Загрохотало, взвыло и закричало неподалеку от городской стены, казавшейся неприступной простому люду, никогда не бывавшему дальше, чем в двух полетах стрелы от родного дома, но не тому, кто видел оборонные сооружения Минаполиса… Там родилась смерть – Траст почувствовал ее так отчетливо, будто сам находился на краю поляны, за свежевырытыми могилами, у болота. Он попытался оградить от этого чувства Лариссу, но она все поняла.
– Воины, которых мы там оставили? – В глазах у нее блеснули слезы. – Там все плохо, да?
– Да. – Скрывать от нее правду было бессмысленно, она ведь могла без спросу все вытащить из головы Траста. – Полукровки напали. Там бой. Многие погибли.
– Молчи. Я не хочу это слушать. – Умерев, Ларисса стала чересчур болезненно воспринимать чужую смерть, будто она обязана была всех защитить и сохранить, а когда ей это не удавалось, настроение у нее портилось, она злилась и впадала в отчаяние.
На улицах Моса было безветренно. Тонким ажурным покрывалом на людях, на брусчатке, на стенах домов и на домашних животных лежала зеленая пыльца. Не посоветовавшись с Трастом, Ларисса выбрала широкую улицу, ведущую от ворот к другой широкой улице, от которой, свернув на совсем уж широкий-преширокий проспект, можно было, никуда уже больше не сворачивая, добраться до княжеского замка и прилегающей к нему площади. Трасту это не понравилось – он предпочел бы двигаться по неприметным улочкам, где народу поменьше. Впрочем, народу и так было немного, люди, встречавшиеся им по пути, шарахались от них, точно Траст и Ларисса – беженцы из района, уничтоженного редкостной заразой, много веков дремавшей в секретных хранилищах и вот вырвавшейся в мир и убившей все живое. О приходе таких беженцев, чудом выживших переносчиков хвори, принято было извещать звоном колокольчиков, подвешенных на лодыжки. Вот только никаких колокольчиков у Траста и Лариссы не было…
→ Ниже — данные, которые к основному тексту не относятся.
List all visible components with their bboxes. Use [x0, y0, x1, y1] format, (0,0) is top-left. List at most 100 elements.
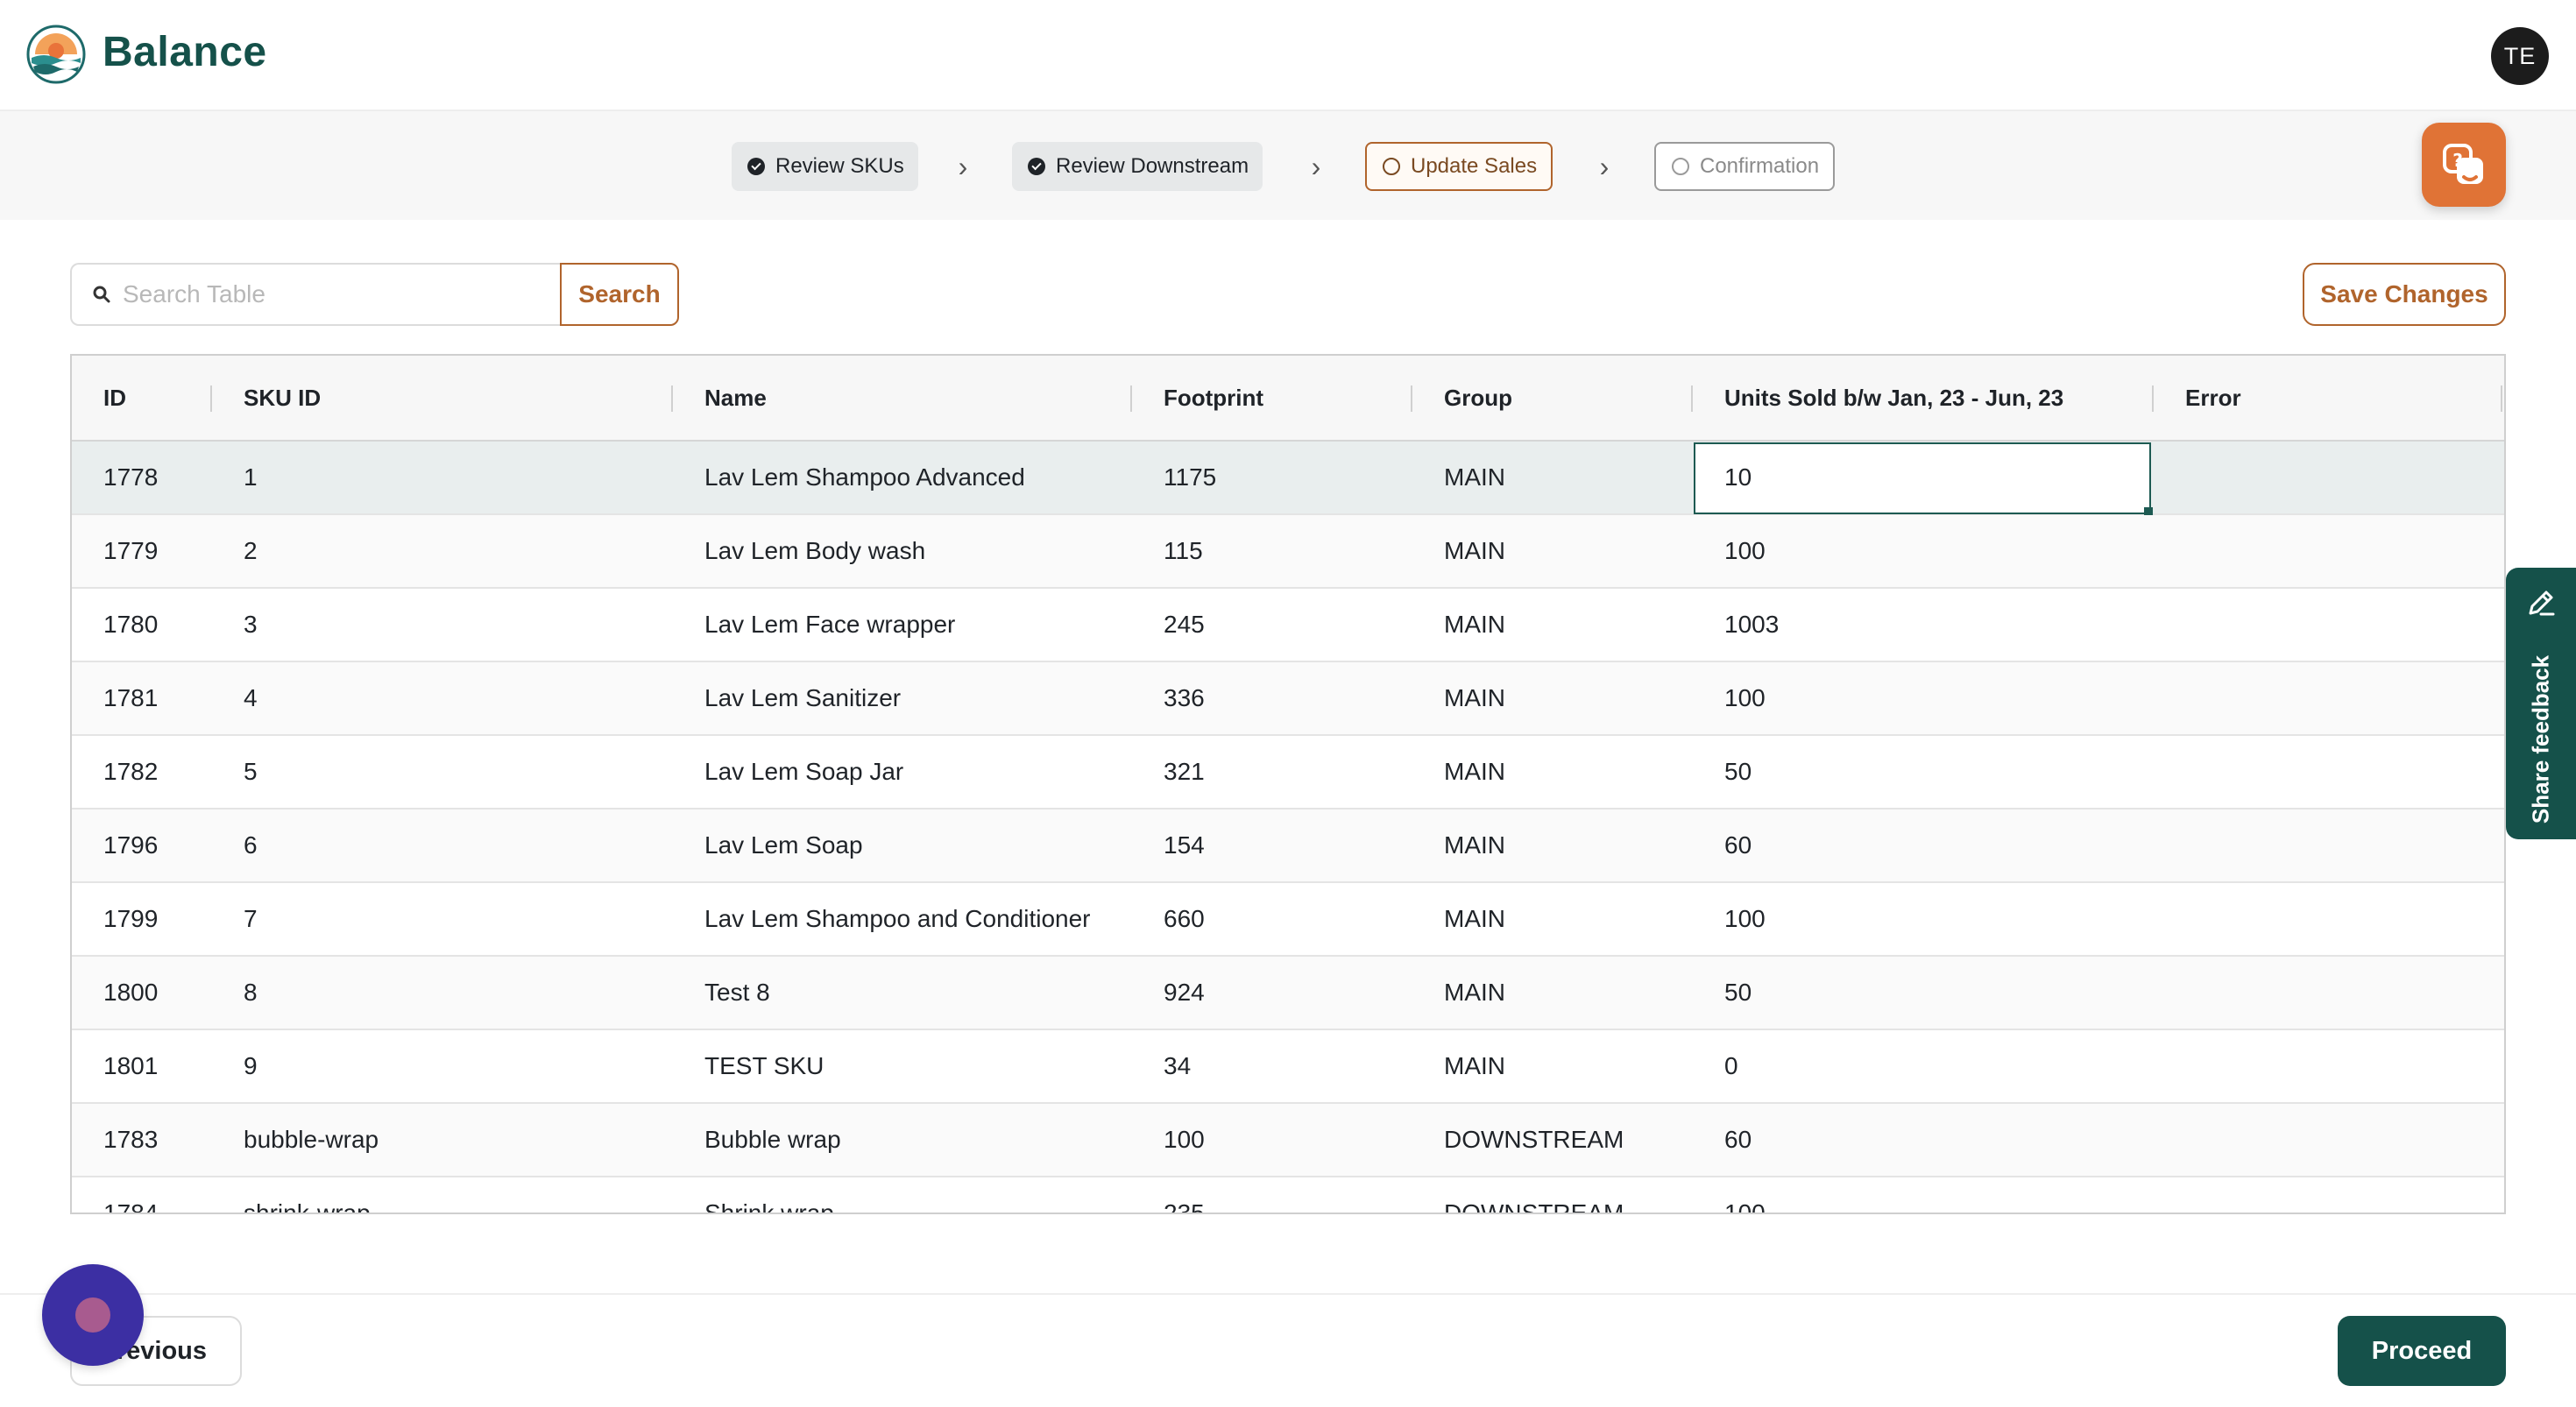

– Ларисса, тебе не кажется забавным, что местные от нас разбегаются? Думаешь, Родд им приказывает держаться от нас подальше?
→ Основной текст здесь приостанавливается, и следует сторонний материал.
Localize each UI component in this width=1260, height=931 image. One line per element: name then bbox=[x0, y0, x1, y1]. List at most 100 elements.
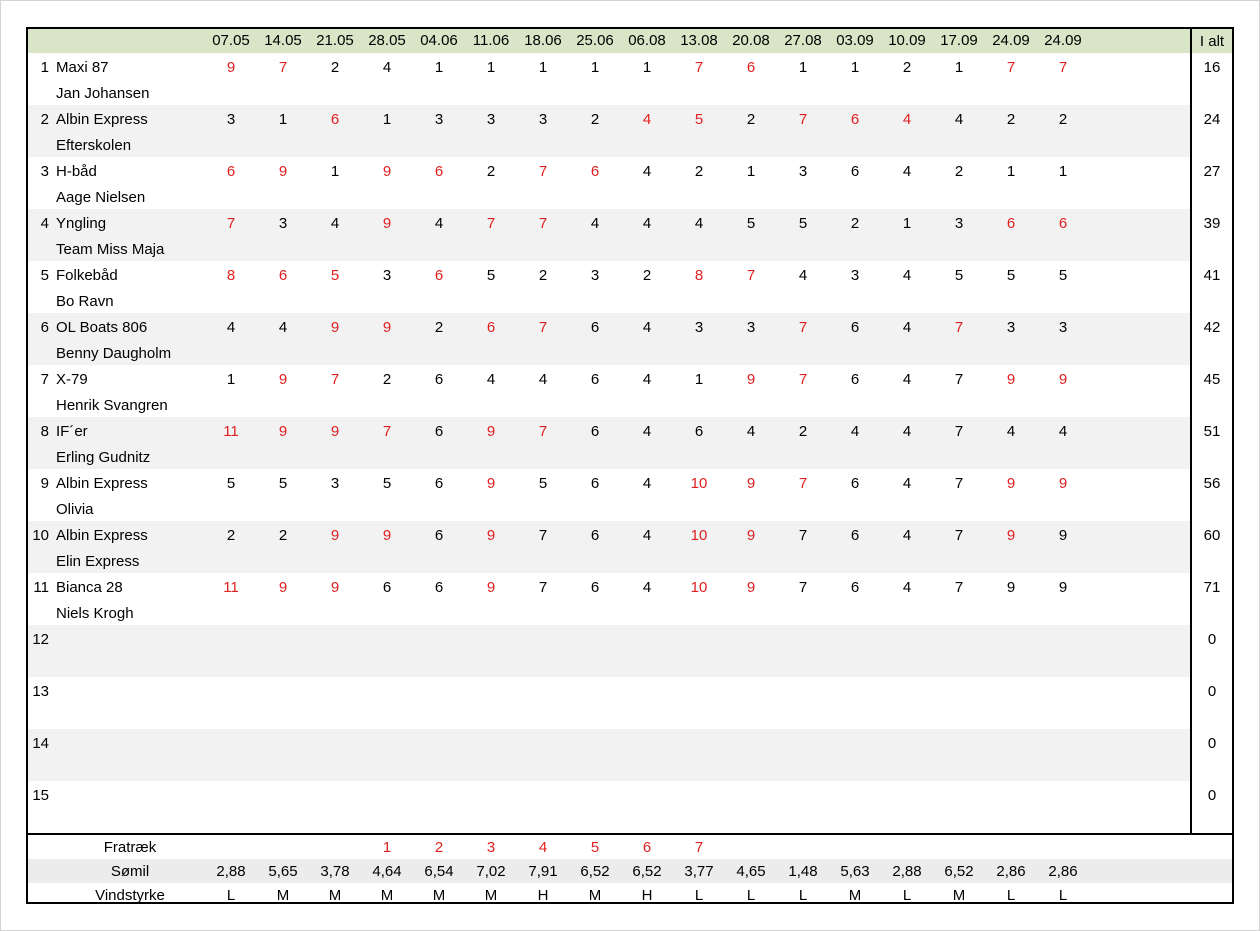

Впереди у стены дома расположилась группа торговцев снедью, выложенной на тележках. Было их с полсотни человек, и они усиленно делали вид, что ждут клиентов.
– Скорее я бы удивилась, если бы они вели себя иначе. – Ларисса вновь постучала ногтем по тыкве с мазью.
В рыжей голове Траста забрезжило понимание. Раньше он не отличался сообразительностью, но он изменился. Ему вспомнилась последняя встреча с Майдасом, приемным отцом Лариссы. Помимо обычной чуши про древнее средство, специально созданное рыбаками для дорогих гостей, тот сказал еще что-то про особое свойство мази кое-кого прогонять далеко и еще дальше, чтоб и духу его не было. Интересно, кого Майдас имел в виду? Неужели жителей столицы?..
– Ларисса, можно мне твоего чудодейственного средства?
Она протянула ему кувшинчик. Траст откупорил крышку и двинул к торговцам, подпирающим стенку. Как он и думал, пахучее вещество из кувшинчика – знаменитая речная мята из Щукарей! – заставило торговцев позабыть о товаре и припустить прочь от него. Оказавшись рядом с тележками, Траст не стал там задерживаться – по выложенным на них лепешкам и колбаскам, по фруктам и сладостям ползали мухи, вся еда давно протухла и скисла. К тому же он заметил, как из-под тележек выползло и втянулось в улочку рядом нечто длинное, похожее на толстый древесный корень. Траст не стал туда заглядывать. Он прекрасно знал, что это за «корень», он помнил гостеприимный прием в логове колдуна Родда, откуда лешего, его и блондинку вызволил Майдас.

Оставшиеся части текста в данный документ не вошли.